Whether managing the software development lifecycle through in-house teams or SaaS providers, key controls considerations include:

• Ensure the SDLC framework is up to date and evaluated by competent IT experts to ensure compliance with all regulatory and information security requirements.
• Perform information security due diligence prior to any SaaS implementation to ensure the service provider’s SDLC practices satisfy the organization’s requirements.
• Review and test the controls on the initial stages, from pre-deployment to live production, to confirm compliance, involving subject matter experts (SMEs), business management, and consulting with auditors. Involving these parties during review and testing of controls will reduce last-minute scope changes, speed up implementations or acquisitions, and minimize problematic audit findings or observations.
• Require a service organization controls (SOC) report from all SaaS providers. A review of the SOC report will help a company identify the relevant control activities performed by the SaaS provider and in turn identify those complementary user entity controls (CUECs) necessary within the company’s control environment to ensure completeness of coverage.

5. Technology operations controls monitor the health of the IT infrastructure that supports the applications and services used by the organization. These controls address the most vulnerable area, which is constantly influenced by the policies and procedures dictated through related mechanisms of IT governance, logical security, cybersecurity, and SDLCs. Technology operations controls focus on complex functions such as computer operations (batch job processing controls, incident management, and data backup procedures), network infrastructure management, server management, device management, and the IT service desk. Related risks include inaccurate data processing, telecommunication issues, lack of physical security, and lack of system availability due to internal or external factors. Technology operations controls require special attention from the IT management as the IT environment is constantly evolving and is highly regulated in most industries, and failures in any of these activities would have an enormous impact on any business and its clients. Related considerations include:

• Align all emergency access protocols, change management controls, and incident management procedures with the SDLC framework.
• Keep appropriate segregation of duties between IT infrastructure, information security, and development teams.
• Avoid granting “super user” access to development team members, although management might find it appealing to do this to fix production issues as soon as they appear.
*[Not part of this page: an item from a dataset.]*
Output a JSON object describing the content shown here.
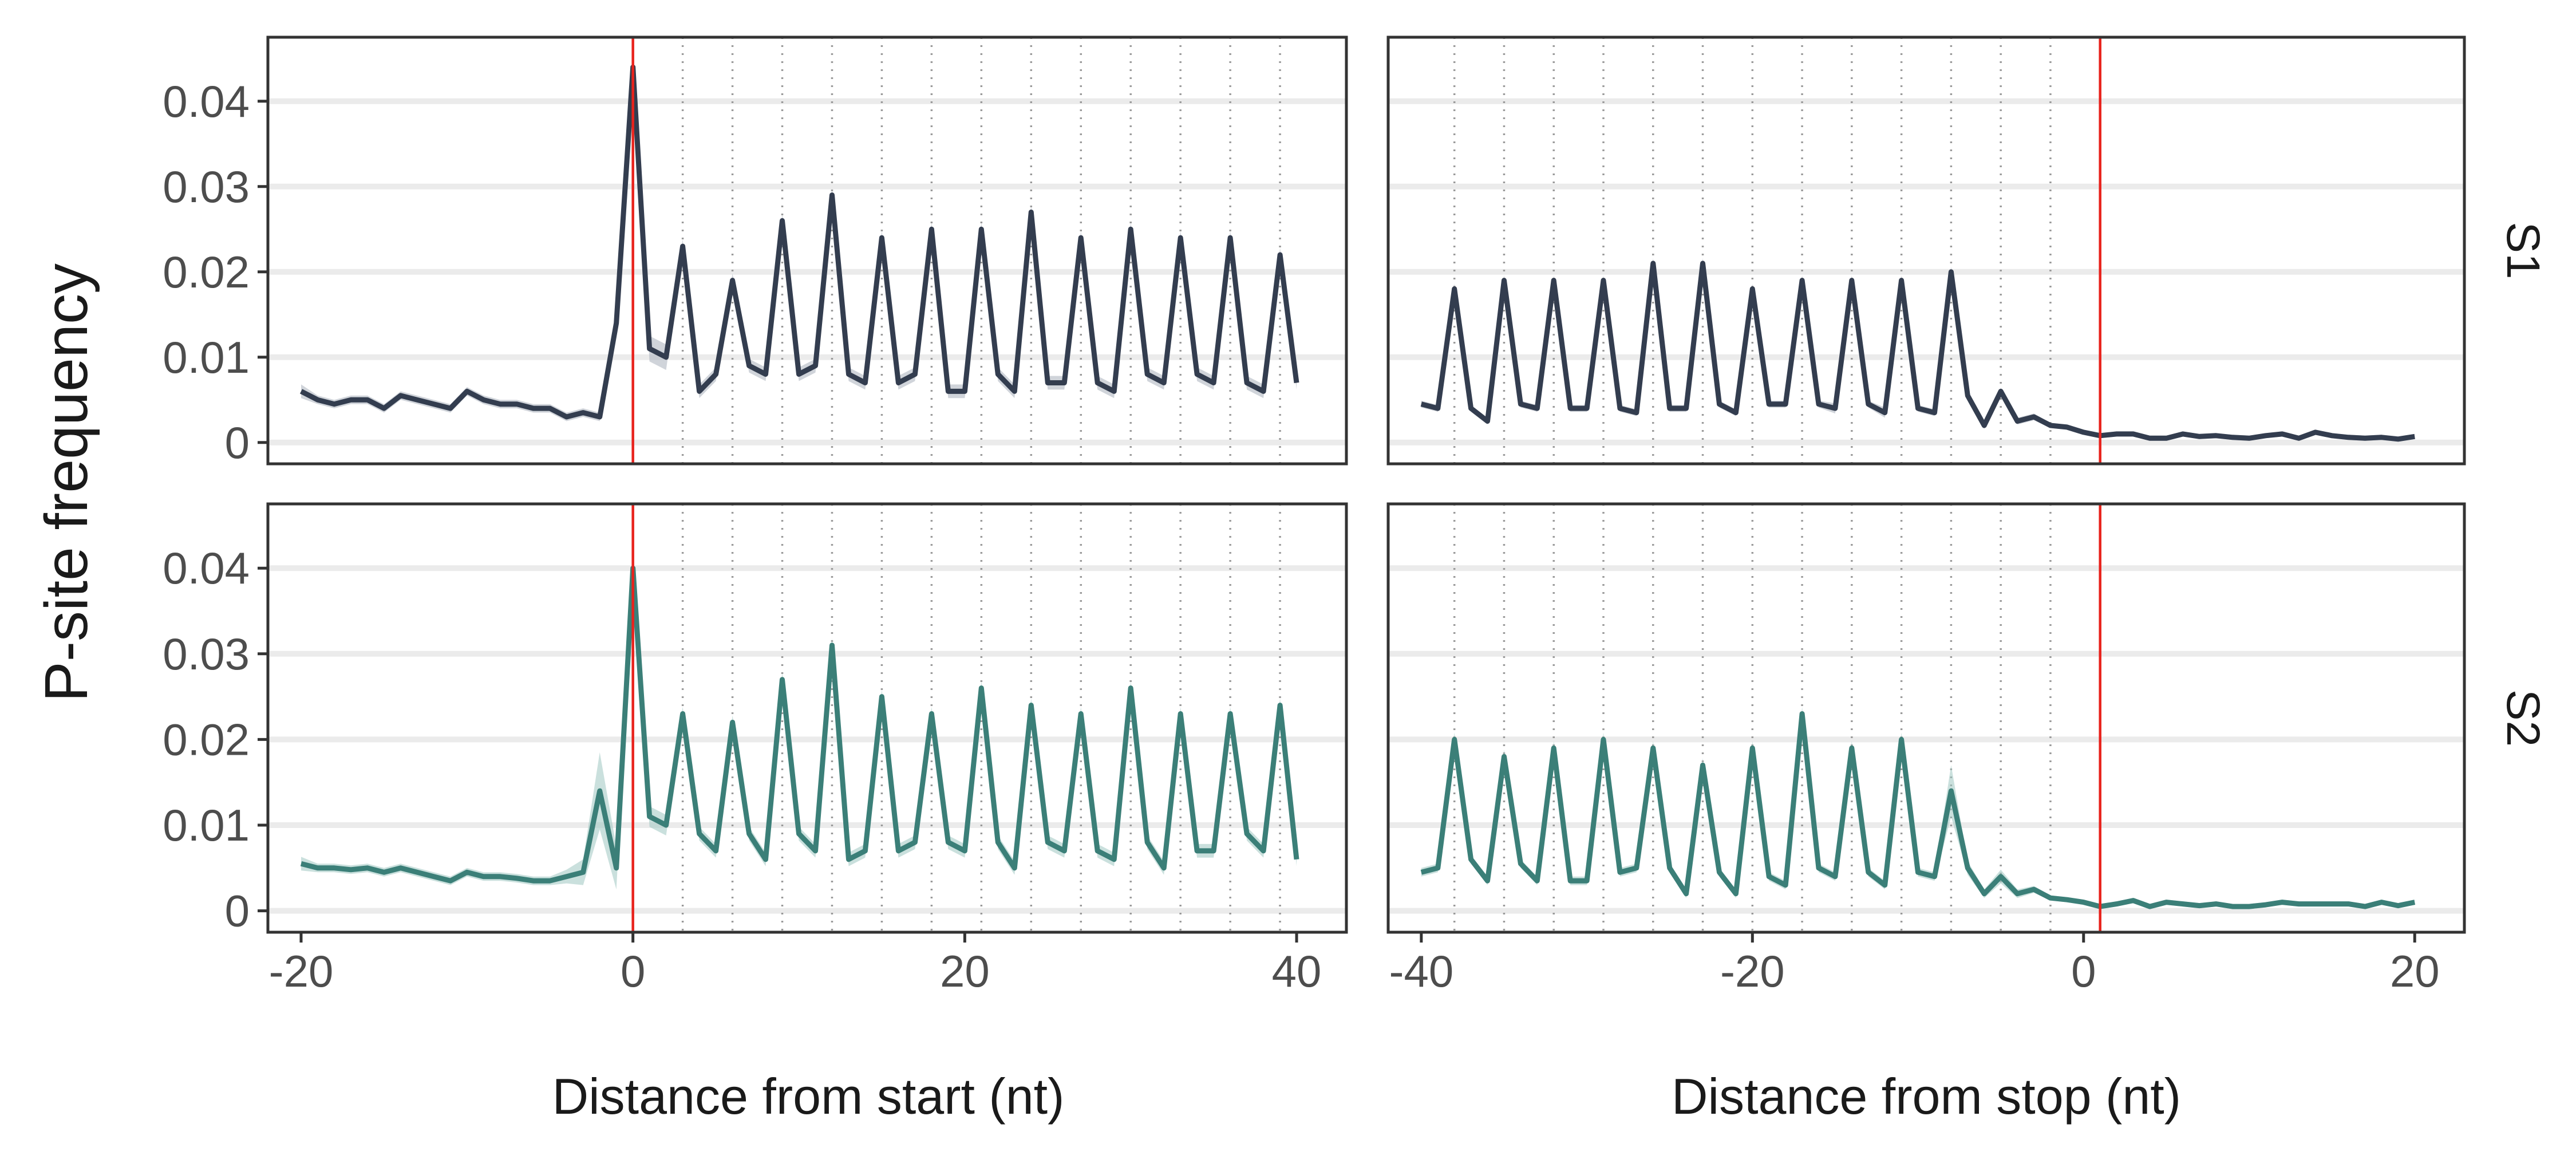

This approach could reduce the number of production incidents (because restricted access can help cut out human error, malpractice, or abuse as the main causes of IT incidents) and could help shift focus toward projects that add value and improve IT performance.
• Train IT administrators and users to properly identify, report, assess, prioritize, and fix production issues. A strong incident and problem management program can help IT management on diagnosing the root of the problems and reduce future incidents.

Information systems and other technological advances continue unabated, and this increases the expectation for organizations to address risks and strategically enact proper controls. Understanding the relevance of ITGCs and how to appropriately set the groundwork will assure future success. The foundational ITGC considerations outlined above will benefit IT management when implementing or reinforcing these concepts through the organization—whether it impacts workforce tasks as simple as checking an email for collaborating with coworkers or complex processes like preparing annual financial statements.